Traders cited a document detailing a retroactive tax on
non-resident holders of Greek bonds as the reason for Greek
10-year bond yields shooting up.
Greek officials, however, said that document - a government
circular - had only sought to clarify that the previous tax
regime of 33 percent on foreign legal entities and 20 percent on
individuals had been abolished starting this year.

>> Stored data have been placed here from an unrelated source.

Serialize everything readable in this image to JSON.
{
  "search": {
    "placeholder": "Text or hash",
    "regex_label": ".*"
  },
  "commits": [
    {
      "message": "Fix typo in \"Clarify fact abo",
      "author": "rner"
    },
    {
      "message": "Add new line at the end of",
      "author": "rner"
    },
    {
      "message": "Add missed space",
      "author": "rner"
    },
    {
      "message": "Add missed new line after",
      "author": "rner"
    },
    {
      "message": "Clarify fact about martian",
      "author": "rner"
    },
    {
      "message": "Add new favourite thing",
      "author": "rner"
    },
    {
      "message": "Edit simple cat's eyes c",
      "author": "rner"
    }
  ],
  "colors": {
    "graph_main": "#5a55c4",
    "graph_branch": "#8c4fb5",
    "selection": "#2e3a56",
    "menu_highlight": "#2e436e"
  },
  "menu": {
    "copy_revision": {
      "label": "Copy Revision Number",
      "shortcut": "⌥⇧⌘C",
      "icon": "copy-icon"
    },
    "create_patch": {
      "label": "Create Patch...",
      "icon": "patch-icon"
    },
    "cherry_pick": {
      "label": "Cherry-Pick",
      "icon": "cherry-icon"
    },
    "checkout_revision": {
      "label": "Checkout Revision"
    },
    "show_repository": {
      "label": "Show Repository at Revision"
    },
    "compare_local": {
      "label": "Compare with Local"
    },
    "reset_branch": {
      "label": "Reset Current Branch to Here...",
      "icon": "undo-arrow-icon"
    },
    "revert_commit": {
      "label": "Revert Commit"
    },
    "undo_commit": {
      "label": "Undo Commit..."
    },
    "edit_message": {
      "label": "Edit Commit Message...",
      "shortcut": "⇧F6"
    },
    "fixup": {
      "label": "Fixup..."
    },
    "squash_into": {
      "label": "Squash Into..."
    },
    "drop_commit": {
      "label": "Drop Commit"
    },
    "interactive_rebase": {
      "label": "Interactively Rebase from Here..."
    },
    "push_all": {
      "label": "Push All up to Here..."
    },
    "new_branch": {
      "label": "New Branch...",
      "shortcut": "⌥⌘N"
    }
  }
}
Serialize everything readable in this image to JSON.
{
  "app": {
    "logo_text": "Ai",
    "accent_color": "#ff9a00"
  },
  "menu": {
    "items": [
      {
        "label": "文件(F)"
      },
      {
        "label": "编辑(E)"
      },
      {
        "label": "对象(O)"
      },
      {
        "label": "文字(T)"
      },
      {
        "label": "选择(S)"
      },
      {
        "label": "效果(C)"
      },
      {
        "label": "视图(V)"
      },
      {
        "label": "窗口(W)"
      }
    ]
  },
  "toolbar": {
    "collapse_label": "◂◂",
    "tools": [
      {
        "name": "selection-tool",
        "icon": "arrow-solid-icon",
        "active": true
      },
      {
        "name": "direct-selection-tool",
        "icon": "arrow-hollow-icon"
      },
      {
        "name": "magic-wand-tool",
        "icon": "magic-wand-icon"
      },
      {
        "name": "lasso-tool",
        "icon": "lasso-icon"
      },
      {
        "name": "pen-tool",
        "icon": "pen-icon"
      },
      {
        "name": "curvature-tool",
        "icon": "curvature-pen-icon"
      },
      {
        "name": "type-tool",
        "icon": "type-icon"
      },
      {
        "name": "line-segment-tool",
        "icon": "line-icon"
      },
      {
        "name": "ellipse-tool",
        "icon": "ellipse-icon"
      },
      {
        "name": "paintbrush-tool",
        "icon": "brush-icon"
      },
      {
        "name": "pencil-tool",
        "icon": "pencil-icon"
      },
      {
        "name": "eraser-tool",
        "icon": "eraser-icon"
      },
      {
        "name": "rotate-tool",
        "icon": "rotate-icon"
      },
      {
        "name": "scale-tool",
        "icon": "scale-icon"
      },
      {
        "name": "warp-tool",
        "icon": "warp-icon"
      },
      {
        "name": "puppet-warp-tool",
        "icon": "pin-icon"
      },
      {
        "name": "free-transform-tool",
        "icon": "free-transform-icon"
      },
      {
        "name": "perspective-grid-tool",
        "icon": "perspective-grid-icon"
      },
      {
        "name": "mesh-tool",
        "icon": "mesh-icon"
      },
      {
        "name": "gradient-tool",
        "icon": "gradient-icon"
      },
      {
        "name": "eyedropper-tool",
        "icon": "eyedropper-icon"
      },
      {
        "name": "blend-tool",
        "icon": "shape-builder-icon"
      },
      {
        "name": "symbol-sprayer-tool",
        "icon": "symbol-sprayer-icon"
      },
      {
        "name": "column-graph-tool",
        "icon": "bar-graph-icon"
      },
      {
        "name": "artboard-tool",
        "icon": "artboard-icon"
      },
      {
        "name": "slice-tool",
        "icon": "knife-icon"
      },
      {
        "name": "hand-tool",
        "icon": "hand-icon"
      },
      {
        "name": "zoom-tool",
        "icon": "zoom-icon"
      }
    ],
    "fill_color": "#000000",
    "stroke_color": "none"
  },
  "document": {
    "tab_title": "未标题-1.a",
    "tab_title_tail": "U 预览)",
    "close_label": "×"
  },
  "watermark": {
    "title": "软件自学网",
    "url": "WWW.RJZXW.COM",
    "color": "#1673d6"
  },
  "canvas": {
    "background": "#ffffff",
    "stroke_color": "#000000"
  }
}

A finance ministry official had said the document was
"probably misinterpreted" but the ministry later in a statement
said it had revoked the document. It did not provide details
clarifying the impact of the withdrawal.
In an effort to make Greek bonds attractive to foreign
investors, the Greek government passed a law in March scrapping
taxation on capital gains from Greek bonds from the start of
"There is no taxation on capital gains from transfers of
Greek government bonds by foreign investors that took place from
January 1, 2014 onwards," a statement from the finance ministry
said, confirming what finance ministry officials told Reuters
earlier on Thursday.
"Consequently, the reports referring to retroactive taxation
or intention for retroactive taxation are completely untrue."
Greek 10-year yields rose as high as 6.84 percent, up 53
basis points on the day.
A copy of the document published on the Deutsche Boerse
website and seen by Reuters was last updated on May 5.
Greece returned to international bond markets in April,
raising 3 billion euros ($4.11 billion) through the sale of a
five-year bond, its first since the country plunged into a debt
crisis in 2010.
It is also considering tapping bond markets again in the
next 12 months to raise between 3 and 6 billion euros.